他顿了顿,看着皇帝,一字一句地说:“后四场,全部让团子上。”
皇帝愣了一下,转头看着团子。团子坐在旁边,小身板挺得笔直,眼睛亮晶晶的。
“团子才六岁。”皇帝的声音有些犹豫。
慕容战说:“父皇,团子不是普通的孩子。儿臣相信他。”
皇帝沉默了片刻,又看向团子。团子仰着小脸,认真地说:“皇爷爷,团子读过很多书。团子不怕他们。”

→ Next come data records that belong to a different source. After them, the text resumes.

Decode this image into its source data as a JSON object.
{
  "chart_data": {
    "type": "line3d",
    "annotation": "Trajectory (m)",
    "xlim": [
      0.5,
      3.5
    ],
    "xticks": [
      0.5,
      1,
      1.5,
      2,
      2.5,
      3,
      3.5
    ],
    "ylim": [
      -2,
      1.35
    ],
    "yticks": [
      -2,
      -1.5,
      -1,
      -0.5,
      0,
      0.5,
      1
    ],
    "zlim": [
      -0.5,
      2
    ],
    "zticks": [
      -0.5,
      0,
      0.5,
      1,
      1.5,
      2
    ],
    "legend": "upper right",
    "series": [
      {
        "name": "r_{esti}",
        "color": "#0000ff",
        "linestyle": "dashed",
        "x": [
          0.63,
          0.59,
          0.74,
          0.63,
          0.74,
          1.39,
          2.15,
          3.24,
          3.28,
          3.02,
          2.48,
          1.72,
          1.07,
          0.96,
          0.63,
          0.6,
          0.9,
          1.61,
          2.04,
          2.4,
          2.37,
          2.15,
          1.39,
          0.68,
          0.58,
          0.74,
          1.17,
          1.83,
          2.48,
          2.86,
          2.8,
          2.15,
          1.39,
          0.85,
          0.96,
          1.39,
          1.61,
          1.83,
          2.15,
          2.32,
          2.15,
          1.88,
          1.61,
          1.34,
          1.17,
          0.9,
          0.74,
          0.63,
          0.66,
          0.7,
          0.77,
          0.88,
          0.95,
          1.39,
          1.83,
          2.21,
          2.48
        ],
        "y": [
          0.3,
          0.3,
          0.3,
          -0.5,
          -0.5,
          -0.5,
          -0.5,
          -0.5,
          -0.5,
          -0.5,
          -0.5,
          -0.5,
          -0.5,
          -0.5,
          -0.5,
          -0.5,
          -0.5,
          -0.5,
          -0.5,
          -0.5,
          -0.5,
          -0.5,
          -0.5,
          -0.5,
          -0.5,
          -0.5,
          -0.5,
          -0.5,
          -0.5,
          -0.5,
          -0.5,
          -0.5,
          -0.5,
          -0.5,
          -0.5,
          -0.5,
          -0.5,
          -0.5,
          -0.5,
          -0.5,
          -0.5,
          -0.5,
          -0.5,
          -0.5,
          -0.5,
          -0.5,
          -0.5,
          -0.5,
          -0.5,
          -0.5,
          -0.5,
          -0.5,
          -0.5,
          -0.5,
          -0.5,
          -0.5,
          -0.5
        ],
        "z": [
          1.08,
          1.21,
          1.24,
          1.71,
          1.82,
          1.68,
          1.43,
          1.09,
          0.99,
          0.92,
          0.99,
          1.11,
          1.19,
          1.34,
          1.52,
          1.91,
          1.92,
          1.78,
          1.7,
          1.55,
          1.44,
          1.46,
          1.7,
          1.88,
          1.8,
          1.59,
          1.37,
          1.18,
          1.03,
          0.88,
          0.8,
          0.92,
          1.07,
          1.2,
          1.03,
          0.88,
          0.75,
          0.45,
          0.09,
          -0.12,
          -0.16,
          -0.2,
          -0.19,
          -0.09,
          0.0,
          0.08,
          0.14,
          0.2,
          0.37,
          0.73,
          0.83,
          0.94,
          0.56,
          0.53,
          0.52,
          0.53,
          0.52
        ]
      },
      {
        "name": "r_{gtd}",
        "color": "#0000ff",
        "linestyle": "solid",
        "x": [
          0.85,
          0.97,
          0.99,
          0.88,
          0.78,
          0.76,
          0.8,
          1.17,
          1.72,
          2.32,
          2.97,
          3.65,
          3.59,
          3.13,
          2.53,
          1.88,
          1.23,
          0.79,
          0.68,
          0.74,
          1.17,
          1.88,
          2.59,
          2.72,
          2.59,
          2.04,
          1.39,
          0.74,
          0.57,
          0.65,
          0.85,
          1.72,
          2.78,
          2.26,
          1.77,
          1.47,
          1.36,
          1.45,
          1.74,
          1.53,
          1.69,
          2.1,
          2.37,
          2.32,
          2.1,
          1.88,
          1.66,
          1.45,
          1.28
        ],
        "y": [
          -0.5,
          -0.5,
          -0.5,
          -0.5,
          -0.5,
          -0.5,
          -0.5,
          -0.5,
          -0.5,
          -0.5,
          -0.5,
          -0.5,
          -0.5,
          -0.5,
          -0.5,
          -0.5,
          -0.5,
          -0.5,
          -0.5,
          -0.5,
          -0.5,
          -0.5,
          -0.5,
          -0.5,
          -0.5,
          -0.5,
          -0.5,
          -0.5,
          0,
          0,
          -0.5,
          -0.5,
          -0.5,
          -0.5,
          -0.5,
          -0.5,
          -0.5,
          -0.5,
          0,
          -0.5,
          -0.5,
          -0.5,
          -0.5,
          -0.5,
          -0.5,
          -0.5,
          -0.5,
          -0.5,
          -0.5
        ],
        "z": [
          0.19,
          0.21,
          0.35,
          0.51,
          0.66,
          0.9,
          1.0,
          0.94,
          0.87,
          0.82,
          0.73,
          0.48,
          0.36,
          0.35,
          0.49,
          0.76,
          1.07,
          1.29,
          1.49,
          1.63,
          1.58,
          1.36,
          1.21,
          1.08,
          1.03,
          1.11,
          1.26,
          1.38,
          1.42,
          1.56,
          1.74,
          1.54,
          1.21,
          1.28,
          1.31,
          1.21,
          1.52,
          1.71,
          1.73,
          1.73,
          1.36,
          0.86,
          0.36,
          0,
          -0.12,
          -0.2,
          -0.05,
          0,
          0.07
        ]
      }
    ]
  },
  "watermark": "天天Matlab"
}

皇帝看着他那双亮晶晶的眼睛,想起他这些年的点点滴滴——三岁背诗,四岁能文。五岁习武,六岁文武双全。连张学士都说“世子爷都可以当老臣的老师了”。这个孩子,确实不是普通的孩子。皇帝想了想,点了点头。
“好。明天第一场让张学士上。如果输了,后四场全让团子上。”
团子从椅子上跳下来,跑到皇帝面前,仰着小脸:“皇爷爷,团子不会输的。”
皇帝看着他,眼眶有点红。他伸手把团子抱起来,搂在怀里。他的小皇孙,才六岁,就要替大曜朝扛起这么重的担子。他心疼,但他也知道,团子有这个本事。
慕容战坐在旁边,看着团子,没有说话。他相信团子,比任何人都相信。
第二天,麟德殿。
文比的场地设在麟德殿内。殿中央摆了一张长桌,两侧各摆五把椅子。北冥国的五位文臣坐在左侧,大曜朝的坐在右侧。皇帝坐在上首的龙椅上,皇后坐在旁边。皇子和大臣们分坐两侧,家眷们坐在后面。
沈长宁坐在女眷区域,面色平静。她的目光落在团子身上,团子坐在右侧最末尾的位置,穿着那身宝蓝色的小锦袍,头发用白玉冠束着,小身板挺得笔直。他面前的桌上摆着笔墨纸砚,整整齐齐的,但他没有动。
青竹站在沈长宁身后,小声说:“小姐,世子爷今天好威风。”
沈长宁没有说话,嘴角微微翘了一下。
拓跋烈坐在贵宾席上,翘着腿,手里端着一杯酒。他的目光扫过大曜朝的文臣,又看了看团子,嘴角勾起一抹笑意。一个六岁的孩子也派上来,大曜朝真是没人了。他的目光又落在沈长宁身上,眼底闪过一丝贪婪。
这个女人,他一定要得到。
文比第一场,大曜朝张学士,对北冥国察思言。